O teste p-tau217 superou uma série de outras maneiras de indicar a presença da Doença de Alzheimer, como através de imagens de ressonância magnética, por exemplo.
Suzanne Schindler, da Universidade de Washington, em St. Louis, Missouri, também aponta a p-tau217 como melhor que outros indicadores para revelar pacientes com Alzheimer. Para esta cientista, se este teste for melhor comprovado, "ajudaria a diagnosticar [as pessoas com Alzheimer] mais cedo e com mais precisão". Para isso, já começou um estudo com um maior número de pessoas, em St. Louis.
Oskar Hansson, da Universidade de Lund, na Suécia, conduziu um estudo em mais de 1.400 pessoas. Os testes foram realizados em indivíduos dos Estados Unidos da América, da Colômbia e da Suécia.
Na parte americana do estudo foram incluídos 81 indivíduos, que doaram os cérebros aquando da sua morte. Assim, os investigadores foram capazes de provar que o teste ao sangue, feito em vida dos pacientes, corroborava a presença da Doença de Alzheimer.
A componente colombiana incluiu pessoas com um gene raro que faz com que desenvolvam Alzheimer em idade jovem, geralmente na faixa dos 40 anos. Naqueles com o gene, os níveis de p-tau217 no sangue começaram a subir "cerca de 20 anos antes dos sintomas", disse Hansson.
De entre os patrocinadores do estudo estão os Institutos Nacionais de Saúde dos EUA, grupos de saúde do governo sueco, a Alzheimer’s Association, várias fundações e empresas.
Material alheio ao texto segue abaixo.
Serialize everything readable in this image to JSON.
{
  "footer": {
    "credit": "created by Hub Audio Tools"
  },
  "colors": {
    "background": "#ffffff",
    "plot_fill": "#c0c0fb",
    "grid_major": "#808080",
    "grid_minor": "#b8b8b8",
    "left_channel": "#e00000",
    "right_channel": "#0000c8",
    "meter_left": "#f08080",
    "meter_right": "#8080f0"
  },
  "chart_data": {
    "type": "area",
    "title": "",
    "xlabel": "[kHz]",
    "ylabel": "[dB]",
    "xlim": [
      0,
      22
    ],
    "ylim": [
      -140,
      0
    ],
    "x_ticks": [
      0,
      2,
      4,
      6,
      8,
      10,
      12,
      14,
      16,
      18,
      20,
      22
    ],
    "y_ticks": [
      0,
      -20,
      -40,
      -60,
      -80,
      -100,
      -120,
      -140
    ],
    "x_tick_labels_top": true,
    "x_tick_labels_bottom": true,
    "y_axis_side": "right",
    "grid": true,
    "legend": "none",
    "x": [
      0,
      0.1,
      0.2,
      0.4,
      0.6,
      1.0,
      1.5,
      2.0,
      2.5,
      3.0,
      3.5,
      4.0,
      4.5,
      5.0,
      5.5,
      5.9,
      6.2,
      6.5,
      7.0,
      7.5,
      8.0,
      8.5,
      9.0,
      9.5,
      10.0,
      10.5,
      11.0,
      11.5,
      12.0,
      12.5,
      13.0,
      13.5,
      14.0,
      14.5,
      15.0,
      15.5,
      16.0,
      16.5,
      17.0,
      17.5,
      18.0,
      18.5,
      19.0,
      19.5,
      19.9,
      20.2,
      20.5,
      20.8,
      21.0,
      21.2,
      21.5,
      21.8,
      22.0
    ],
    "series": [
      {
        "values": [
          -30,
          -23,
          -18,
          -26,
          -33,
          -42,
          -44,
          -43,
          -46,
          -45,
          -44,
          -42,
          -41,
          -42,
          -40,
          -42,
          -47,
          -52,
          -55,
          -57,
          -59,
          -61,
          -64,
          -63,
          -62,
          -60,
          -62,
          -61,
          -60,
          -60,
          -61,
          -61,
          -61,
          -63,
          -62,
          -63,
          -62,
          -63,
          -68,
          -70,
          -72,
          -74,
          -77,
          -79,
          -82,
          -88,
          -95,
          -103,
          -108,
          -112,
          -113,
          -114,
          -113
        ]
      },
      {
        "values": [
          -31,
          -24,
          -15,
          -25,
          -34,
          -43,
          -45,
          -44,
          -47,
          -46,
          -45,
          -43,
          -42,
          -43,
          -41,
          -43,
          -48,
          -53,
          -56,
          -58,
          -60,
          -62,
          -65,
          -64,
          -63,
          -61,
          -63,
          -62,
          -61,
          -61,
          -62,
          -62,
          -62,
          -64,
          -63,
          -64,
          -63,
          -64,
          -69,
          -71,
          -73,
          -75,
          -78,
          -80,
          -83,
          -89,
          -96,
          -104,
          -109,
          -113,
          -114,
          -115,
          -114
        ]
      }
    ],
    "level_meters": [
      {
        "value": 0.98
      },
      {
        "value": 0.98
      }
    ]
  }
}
Alguns líderes de estudo trabalham para a empresa farmacêutica Eli Lilly, nos EUA, ou consultam a empresa, como fez Hansson.
Demência pelo mundo e em Portugal
Segundo dados de 2019 da Organização Mundial de Saúde (OMS), há 50 milhões de pessoas em todo o mundo que sofrem de demência, sendo o Alzheimer a forma mais comum – perfaz 60 a 70% dos casos.
Portugal tem 19,9 casos por mil habitantes, um valor superior à média da Organização para a Cooperação e Desenvolvimento Económico (OCDE), segundo dados do relatório "Health at a Glance 2017". Isto faz com que Portugal ocupe o 4.º lugar entre os países da Organização com mais casos de demência.
Atualmente, a medicação apenas alivia os sintomas temporariamente e não diminui o declínio mental causado pela demência.
A investigação em Portugal tem várias vertentes.
Uma equipa de investigadores da Universidade de Coimbra (UC) descobriu “um possível novo alvo terapêutico para a Doença de Alzheimer”. A investigação procurou microARNs (“pequenas sequências genéticas com um papel regulador nas células”) que fossem “possíveis alvos terapêuticos inovadores para a Doença de Alzheimer, tendo filtrado o microARN-31 como alvo promissor para este tipo de estratégias”, afirma a UC à Lusa, em maio deste ano.
Mais recentemente, a Lusa noticiou que investigadores do Instituto Superior de Engenharia do Porto (ISEP) estão a desenvolver, no âmbito de um projeto transfronteiriço INTERREG, biossensores descartáveis que, através da identificação de potenciais biomarcadores associados ao Alzheimer, visam detetar precocemente a doença.
Felismina Moreira, do BioMark, um grupo de investigação do ISEP, disse que estão a desenvolver “uma tecnologia barata, minimamente invasiva [através de uma picada] e com rápida resposta.”
A grande vantagem, diz Felismina é que “o clínico poderá utilizar no local e na hora. É um dispositivo fácil de usar e barato, com um custo de produção de cerca de um euro”, referiu à Lusa em julho deste ano.